Things to See, Places to Go (4)

Teralu Startown: The single-system Teralu polity, in the Magen Exodus, once signed a contract with the Empire to maintain a starport on the populated world of their system, Teralu Actual, making the usual concessions with regard to starport extrality and to freedom of passage. Later, after the coup of 5942, the new Teralu government – now on unfriendly terms with its large neighbor – no longer wished for the arrangement to continue, but were unable to repudiate the contract (good for several millennia); the Empire, as ever, holds what it has.

Hard times, though, were thought to be incoming for Teralu Starport, and for the downport, that turned out to be the case: the new regime had much less use for interstellar commerce and those who engaged in it, and Teralu Down remains today a stripped shell of its former self.

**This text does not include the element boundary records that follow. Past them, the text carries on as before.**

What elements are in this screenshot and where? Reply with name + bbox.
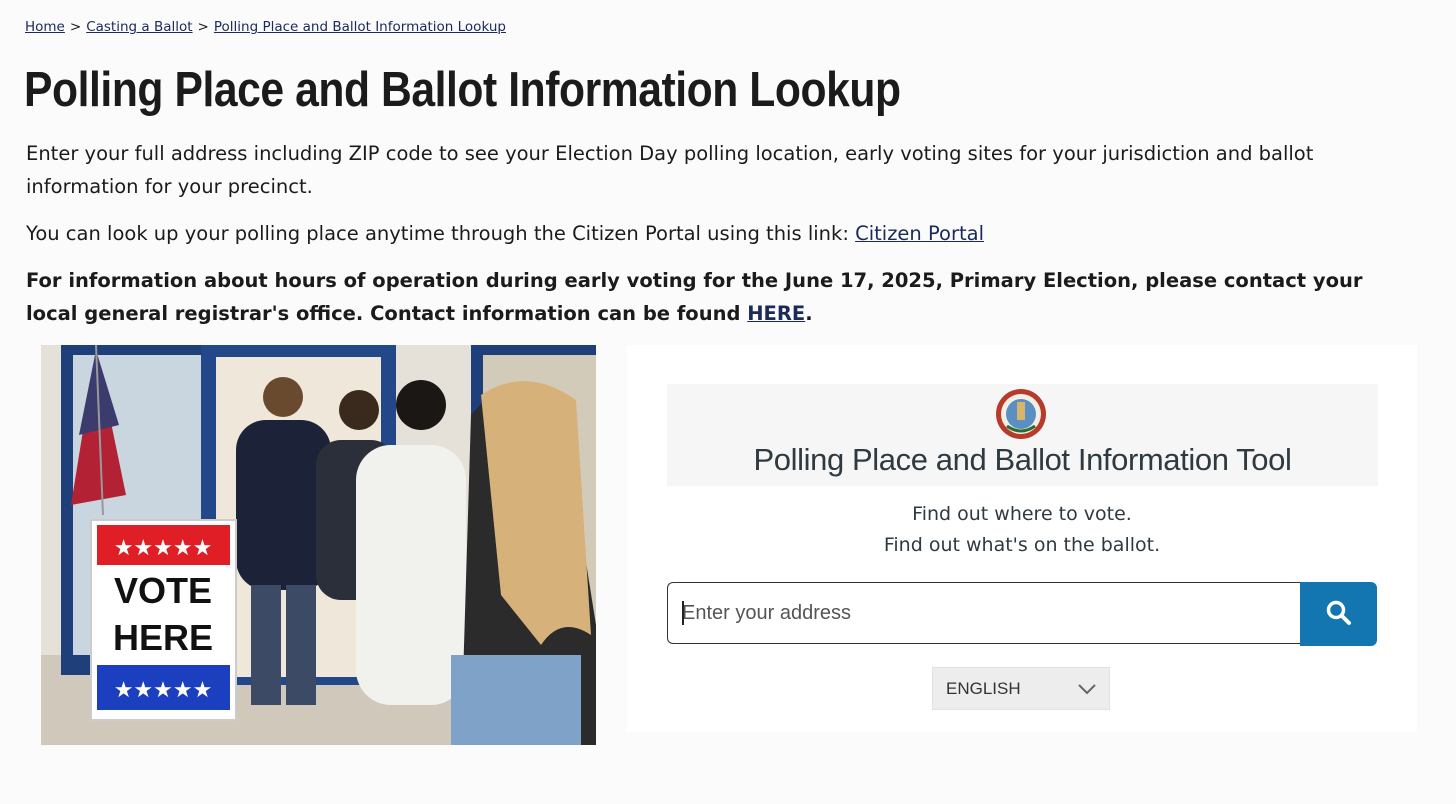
sign-stars-bottom: ★★★★★ — [114, 678, 213, 703]
breadcrumb: Home > Casting a Ballot > Polling Place and … — [25, 19, 506, 35]
voters-photo-illustration: VOTE HERE ★★★★★ ★★★★★ — [41, 345, 596, 745]
page-title: Polling Place and Ballot Information Loo… — [24, 63, 901, 117]
breadcrumb-casting-ballot-link[interactable]: Casting a Ballot — [86, 19, 192, 35]
sign-line1: VOTE — [114, 570, 212, 611]
portal-paragraph: You can look up your polling place anyti… — [26, 217, 984, 250]
sign-stars-top: ★★★★★ — [114, 536, 213, 561]
text-caret — [682, 601, 684, 625]
portal-text: You can look up your polling place anyti… — [26, 222, 856, 245]
breadcrumb-separator: > — [197, 19, 209, 35]
early-voting-notice: For information about hours of operation… — [26, 264, 1406, 330]
chevron-down-icon — [1078, 684, 1096, 695]
registrar-contact-link[interactable]: HERE — [747, 302, 805, 325]
breadcrumb-home-link[interactable]: Home — [25, 19, 65, 35]
address-search-input[interactable] — [667, 582, 1300, 644]
tagline-where: Find out where to vote. — [912, 503, 1132, 525]
virginia-seal-icon — [996, 389, 1046, 439]
search-icon — [1326, 600, 1351, 625]
tool-header: Polling Place and Ballot Information Too… — [667, 384, 1378, 486]
voters-photo: VOTE HERE ★★★★★ ★★★★★ — [41, 345, 596, 745]
intro-text: Enter your full address including ZIP co… — [26, 142, 1314, 198]
tagline-ballot: Find out what's on the ballot. — [883, 534, 1161, 556]
notice-text: For information about hours of operation… — [26, 269, 1363, 325]
citizen-portal-link[interactable]: Citizen Portal — [855, 222, 984, 245]
language-selected: ENGLISH — [946, 679, 1021, 698]
breadcrumb-separator: > — [69, 19, 82, 35]
breadcrumb-current-link[interactable]: Polling Place and Ballot Information Loo… — [214, 19, 506, 35]
polling-tool-card: Polling Place and Ballot Information Too… — [627, 345, 1417, 732]
language-select[interactable]: ENGLISH — [932, 667, 1110, 710]
sign-line2: HERE — [113, 617, 213, 658]
search-button[interactable] — [1300, 582, 1377, 646]
notice-end: . — [805, 302, 813, 325]
tool-title: Polling Place and Ballot Information Too… — [753, 442, 1292, 477]
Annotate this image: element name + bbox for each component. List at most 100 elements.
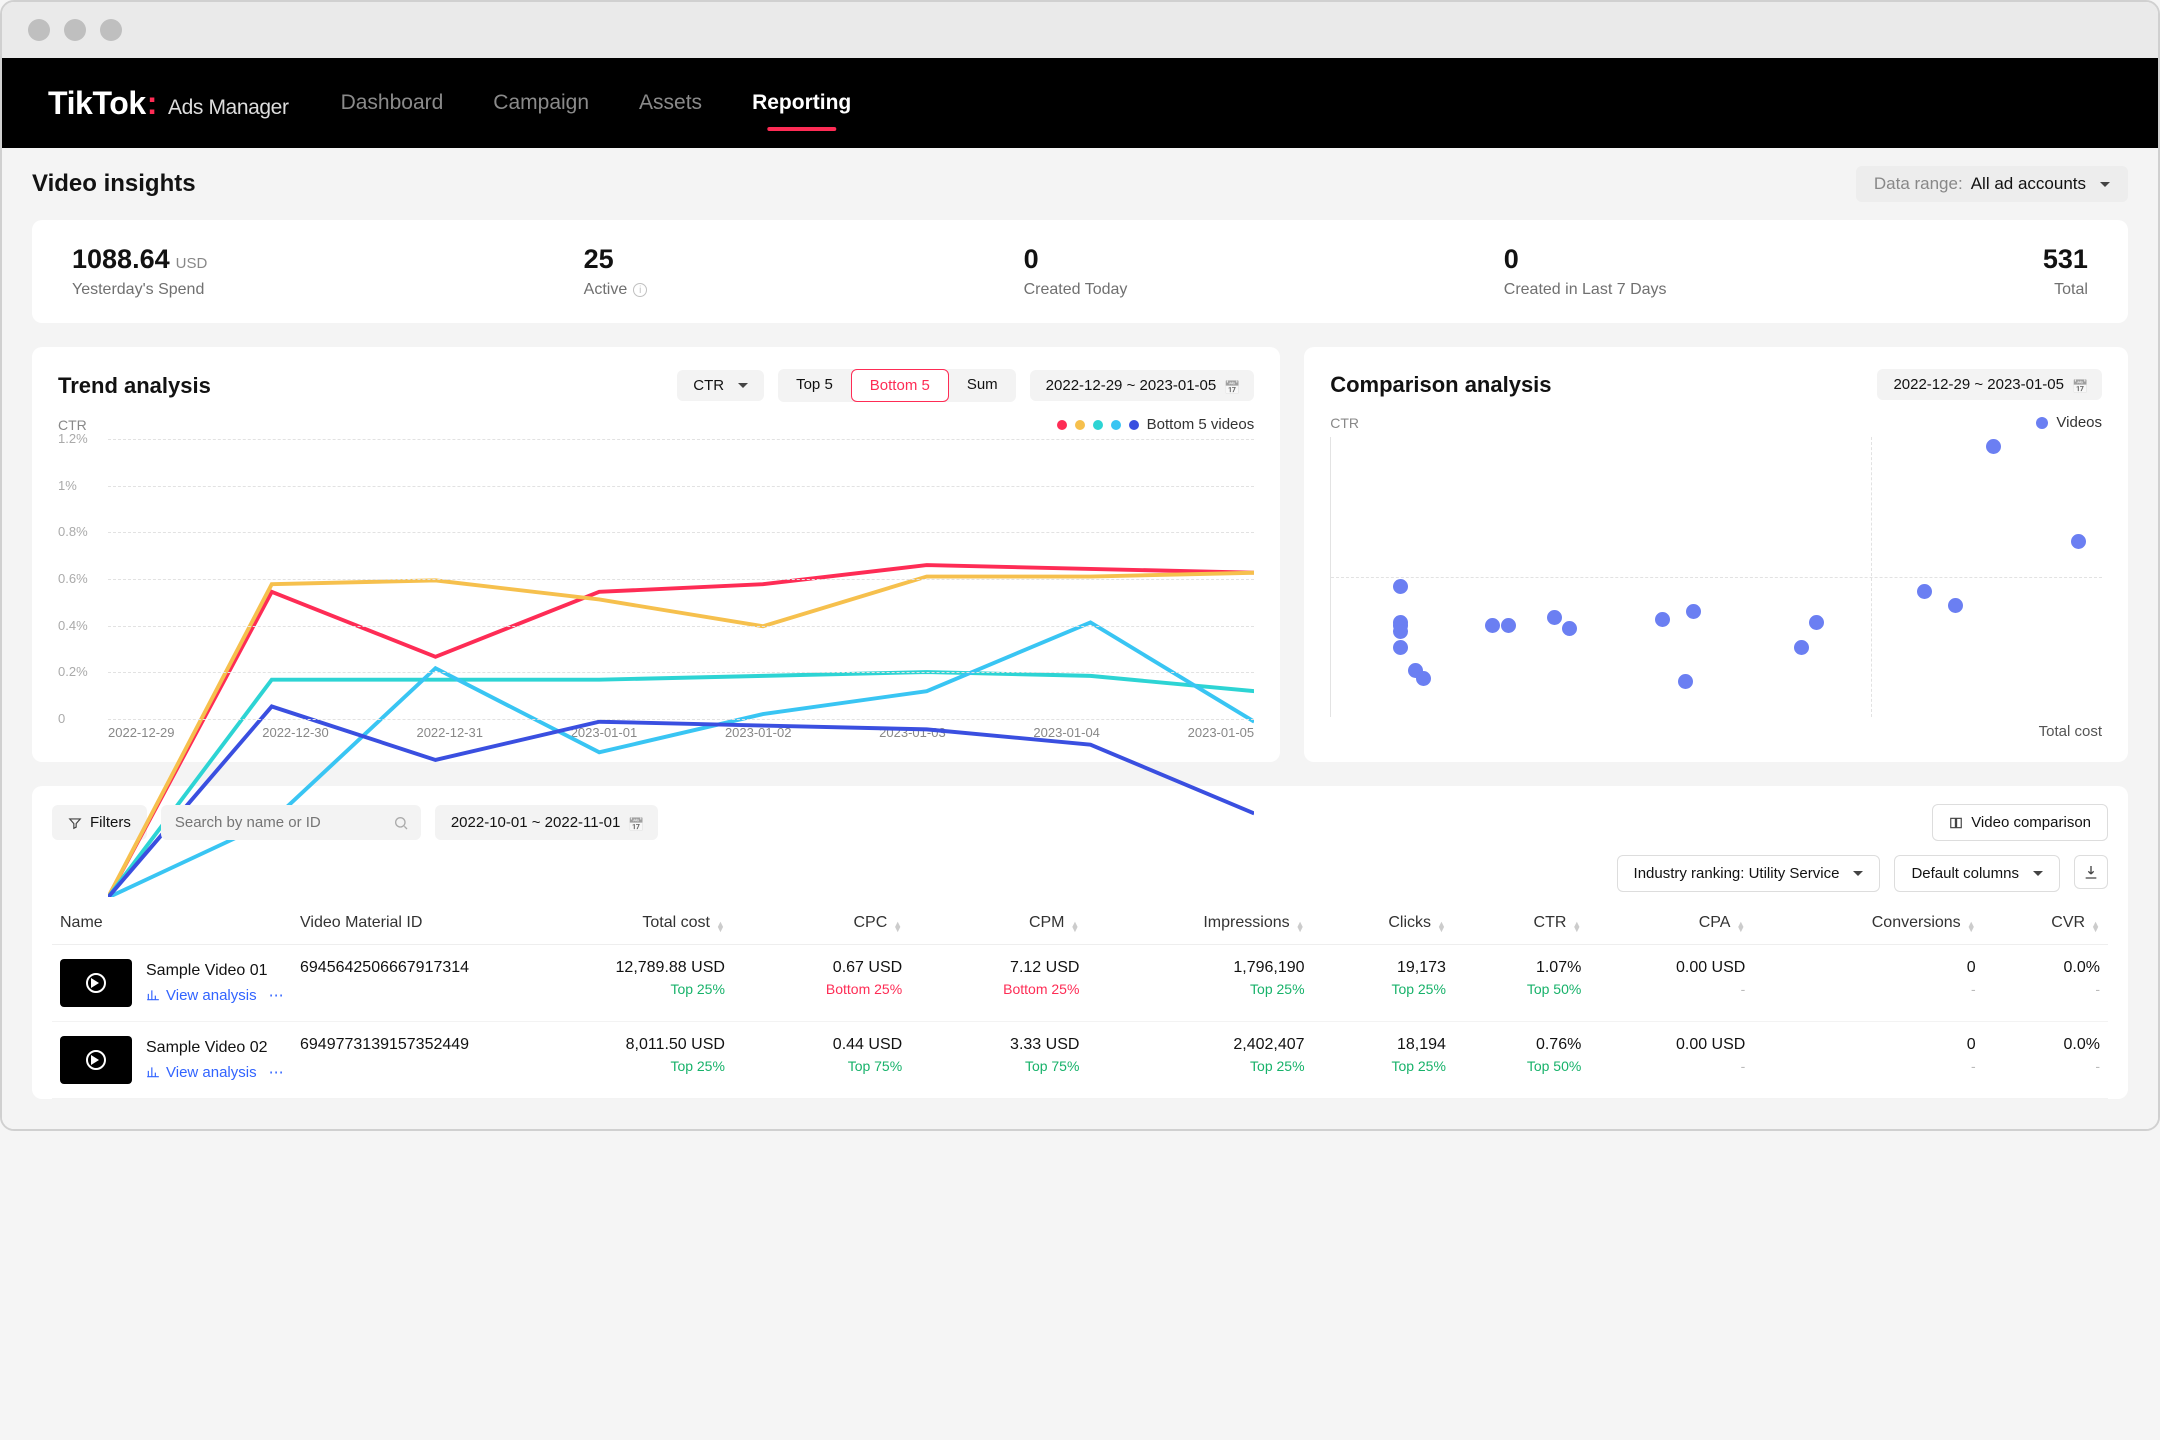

The same, however, cannot be said of Teralu Orbital. Positioned as the Teralu system is along the Mercantile Corridor, and at an intersection of local stargate routes, the ciseflish entrepreneur Rilman min Kinethill rented – at a remarkably low rate – many of the now-unused vast transshipment warehouses of Teralu Orbital, filling them with used freight containers eminently suitable to be cut and refashioned into prefabs, and provided them with independent utilities at his own expense, before offering these volumes for rent at low rates.

Thus, Teralu Orbital now plays host to one of the most flourishing startowns in the inner Worlds, offering in addition to standard starport services everything in the lines of taverns, caravanserais, hotels, flophouses, gambling, trading both speculative and slash, hiring, brawling, negotiable affection, hedonics, junk dealing, street food, scratch medicine, and other such services that a jaded crewsoph’s heart might desire. This is no Nepscian red-market, though: personal security and contract enforcement are vigorously provided by min Kinethill’s chartered mercenary company, the Gray-in-Gray Cloaks. Min Kinethill himself retired from hands-on management some years ago, but maintains ownership of the operation and continues to keep an eye on local affairs from his personal aerostat on Cerise (Banners).

It’s well worth a visit, both to take in the thriving – and often sweltering – atmosphere, and to see the unique architecture created by the local residents. Don’t bother with the planet below, though: the locals are unfriendly, and the local color dull, at best.